A plethora of featured players each seize their moments in the spotlight, creating an abundance of riches for the audience to relish. Jake Pedersen charms as Mary’s young suitor in “The Picture Show” and delivers a devastating performance in “It Don’t Make Sense”; Jay Armstrong Johnson exudes oily charisma in “Real Big News”; while Courtnee Carter and Douglas Lyons provide a sharp fact-check perspective in “A Rumbling’ and a Rollin’.” Sean Allan Krill portrays the questioning Georgia governor with smooth command and decency, perfectly delivering “Pretty Music”; Howard McGillin, as the presiding judge, edges toward madness in “The Glory”; and Alex Joseph Grayson lays it all on the line in “Feel the Rain Fall.”
Integral to this retelling is the presentational style of the show, a hallmark of City Center’s Encores! productions, serving as an asset that sharpens focus and consistently places the musical numbers at the forefront. This effect is enhanced by Heather Gilbert’s lighting, Susan Hilferty’s period costumes, and Jon Weston’s sound design.

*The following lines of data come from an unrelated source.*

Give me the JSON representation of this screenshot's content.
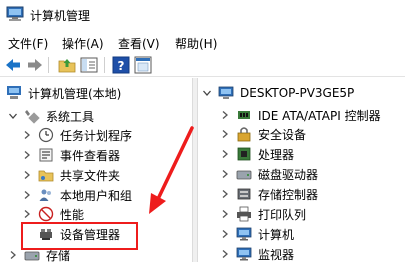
{
  "window": {
    "title": "计算机管理"
  },
  "menu": [
    "文件(F)",
    "操作(A)",
    "查看(V)",
    "帮助(H)"
  ],
  "left_tree": {
    "root": "计算机管理(本地)",
    "system_tools": "系统工具",
    "items": [
      "任务计划程序",
      "事件查看器",
      "共享文件夹",
      "本地用户和组",
      "性能",
      "设备管理器"
    ],
    "storage": "存储"
  },
  "right_tree": {
    "computer": "DESKTOP-PV3GE5P",
    "items": [
      "IDE ATA/ATAPI 控制器",
      "安全设备",
      "处理器",
      "磁盘驱动器",
      "存储控制器",
      "打印队列",
      "计算机",
      "监视器"
    ]
  },
  "colors": {
    "accent": "#1a73c7",
    "annotation": "#ee1c1c"
  },
  "icons": {
    "app": "computer-management-icon",
    "toolbar": [
      "back-arrow-icon",
      "forward-arrow-icon",
      "up-folder-icon",
      "show-hide-tree-icon",
      "help-icon",
      "properties-icon"
    ]
  }
}
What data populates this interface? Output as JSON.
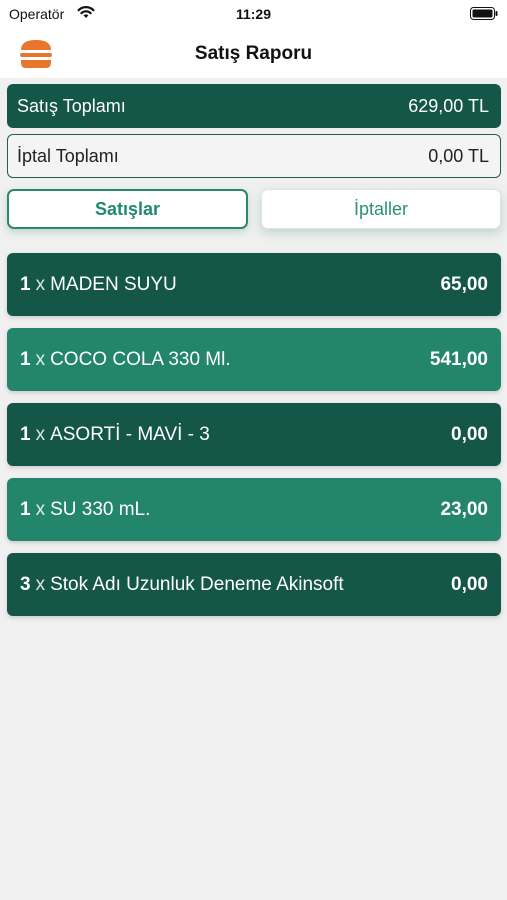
{
  "status_bar": {
    "carrier": "Operatör",
    "time": "11:29"
  },
  "nav": {
    "title": "Satış Raporu",
    "menu_icon": "burger-menu-icon"
  },
  "totals": {
    "sales_label": "Satış Toplamı",
    "sales_value": "629,00 TL",
    "cancel_label": "İptal Toplamı",
    "cancel_value": "0,00 TL"
  },
  "tabs": {
    "sales": "Satışlar",
    "cancels": "İptaller",
    "active": "sales"
  },
  "items": [
    {
      "qty": "1",
      "x": "x",
      "name": "MADEN SUYU",
      "amount": "65,00"
    },
    {
      "qty": "1",
      "x": "x",
      "name": "COCO COLA 330 Ml.",
      "amount": "541,00"
    },
    {
      "qty": "1",
      "x": "x",
      "name": "ASORTİ - MAVİ - 3",
      "amount": "0,00"
    },
    {
      "qty": "1",
      "x": "x",
      "name": "SU 330 mL.",
      "amount": "23,00"
    },
    {
      "qty": "3",
      "x": "x",
      "name": "Stok Adı Uzunluk Deneme Akinsoft",
      "amount": "0,00"
    }
  ],
  "colors": {
    "dark_row": "#145647",
    "light_row": "#23866c",
    "accent": "#1e8a6f",
    "menu_icon": "#e8772e"
  }
}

The tri-level raised stage by Dane Laffrey maintains simplicity but proves effective in representing a diverse array of locales: factory offices, courtrooms, ballrooms, gravesites, prison cells, and ultimately, the gallows. Co-choreographers Lauren Yalango-Grant and Christopher Cree Grant infuse the sweep of history with grace and flair.
Sven Ortel’s projections of vintage photographs of the actual characters, settings, and headlines serve as a constant reminder of the real world and its factual history. This theatrically thrilling revival of “Parade” imparts lessons that remain relevant, drawing from a sinister past that continues to haunt us.